Koop A H, Hartley M, Bourgeois S
Gene. 1984 May;28(2):133-46. doi: 10.1016/0378-1119(84)90250-6.
A 9500-bp DNA segment containing the adenylate cyclase gene (cya) of Escherichia coli has been isolated and analyzed. Four large proteins are encoded within this fragment - the adenylate cyclase protein (92 kDal), two proteins of unknown function (37 and 32 kDal), and a part of the uvrD-coded protein. Various truncated adenylate cyclase proteins, made from cya genes having as much as 60% of their carboxy-terminal end deleted, are sufficient to complement cya- hosts. When these truncated cya genes are present on a multicopy plasmid in a cya- host, the synthesis of beta-galactosidase is still regulated by glucose. The "maxicell" technique was used to visualize the four proteins encoded by this region and some of the truncated adenylate cyclase proteins.
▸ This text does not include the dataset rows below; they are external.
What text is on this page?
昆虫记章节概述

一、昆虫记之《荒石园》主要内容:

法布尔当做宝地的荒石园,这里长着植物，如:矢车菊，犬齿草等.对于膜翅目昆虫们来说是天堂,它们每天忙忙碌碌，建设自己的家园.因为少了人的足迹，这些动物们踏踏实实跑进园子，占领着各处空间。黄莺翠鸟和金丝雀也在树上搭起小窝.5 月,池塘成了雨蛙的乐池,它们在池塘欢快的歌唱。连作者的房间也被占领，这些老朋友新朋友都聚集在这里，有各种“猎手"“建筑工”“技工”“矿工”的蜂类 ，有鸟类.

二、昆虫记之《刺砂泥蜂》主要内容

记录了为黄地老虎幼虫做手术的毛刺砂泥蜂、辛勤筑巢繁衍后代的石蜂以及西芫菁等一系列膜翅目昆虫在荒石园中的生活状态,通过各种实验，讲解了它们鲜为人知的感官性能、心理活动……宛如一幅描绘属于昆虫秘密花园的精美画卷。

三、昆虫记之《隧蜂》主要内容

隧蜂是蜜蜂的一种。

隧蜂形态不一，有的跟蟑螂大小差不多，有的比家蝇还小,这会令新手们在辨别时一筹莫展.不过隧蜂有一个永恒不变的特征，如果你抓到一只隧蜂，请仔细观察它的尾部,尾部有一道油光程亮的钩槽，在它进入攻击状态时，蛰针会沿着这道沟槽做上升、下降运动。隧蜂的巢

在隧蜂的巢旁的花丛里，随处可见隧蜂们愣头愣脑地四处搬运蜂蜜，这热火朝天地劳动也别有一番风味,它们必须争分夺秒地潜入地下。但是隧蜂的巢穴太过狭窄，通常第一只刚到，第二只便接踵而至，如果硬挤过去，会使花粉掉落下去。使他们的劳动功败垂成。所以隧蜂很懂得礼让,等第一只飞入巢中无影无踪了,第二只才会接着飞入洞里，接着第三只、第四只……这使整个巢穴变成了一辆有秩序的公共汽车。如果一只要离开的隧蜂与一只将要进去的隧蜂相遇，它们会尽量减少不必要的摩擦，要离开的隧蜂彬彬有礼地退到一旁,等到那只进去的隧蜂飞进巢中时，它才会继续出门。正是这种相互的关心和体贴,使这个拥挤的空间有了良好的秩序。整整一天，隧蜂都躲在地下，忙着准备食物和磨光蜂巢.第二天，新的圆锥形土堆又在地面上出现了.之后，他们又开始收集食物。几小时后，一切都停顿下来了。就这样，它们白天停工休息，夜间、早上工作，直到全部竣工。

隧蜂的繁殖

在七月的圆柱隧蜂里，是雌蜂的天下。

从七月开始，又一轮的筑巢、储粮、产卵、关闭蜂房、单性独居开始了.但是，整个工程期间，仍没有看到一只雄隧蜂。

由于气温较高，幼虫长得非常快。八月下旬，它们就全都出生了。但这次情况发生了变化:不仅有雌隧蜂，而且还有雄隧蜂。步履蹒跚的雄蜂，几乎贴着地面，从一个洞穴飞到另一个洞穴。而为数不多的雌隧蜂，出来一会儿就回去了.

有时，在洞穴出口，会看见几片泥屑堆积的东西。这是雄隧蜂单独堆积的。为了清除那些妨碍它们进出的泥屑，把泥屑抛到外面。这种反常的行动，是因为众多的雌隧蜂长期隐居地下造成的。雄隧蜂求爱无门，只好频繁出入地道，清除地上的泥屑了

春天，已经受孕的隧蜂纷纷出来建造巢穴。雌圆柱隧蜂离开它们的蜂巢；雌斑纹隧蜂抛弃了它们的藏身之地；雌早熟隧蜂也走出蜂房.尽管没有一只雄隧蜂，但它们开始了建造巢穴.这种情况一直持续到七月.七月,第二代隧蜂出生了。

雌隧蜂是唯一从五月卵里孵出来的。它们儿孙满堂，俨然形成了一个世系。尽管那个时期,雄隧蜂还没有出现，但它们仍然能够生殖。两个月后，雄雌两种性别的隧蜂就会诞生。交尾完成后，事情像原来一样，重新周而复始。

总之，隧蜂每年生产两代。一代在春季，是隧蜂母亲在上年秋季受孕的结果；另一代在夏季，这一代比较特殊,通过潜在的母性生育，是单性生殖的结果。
一段包含大肠杆菌腺苷酸环化酶基因(cya)的9500碱基对DNA片段已被分离和分析。该片段编码四种大蛋白——腺苷酸环化酶蛋白(92千道尔顿)、两种功能未知的蛋白(37和32千道尔顿)以及uvrD编码蛋白的一部分。由cya基因产生的各种截短的腺苷酸环化酶蛋白,其羧基末端多达60%被删除,仍足以互补cya-宿主。当这些截短的cya基因存在于cya-宿主的多拷贝质粒上时,β-半乳糖苷酶的合成仍受葡萄糖调节。“大细胞”技术被用于观察该区域编码的四种蛋白以及一些截短的腺苷酸环化酶蛋白。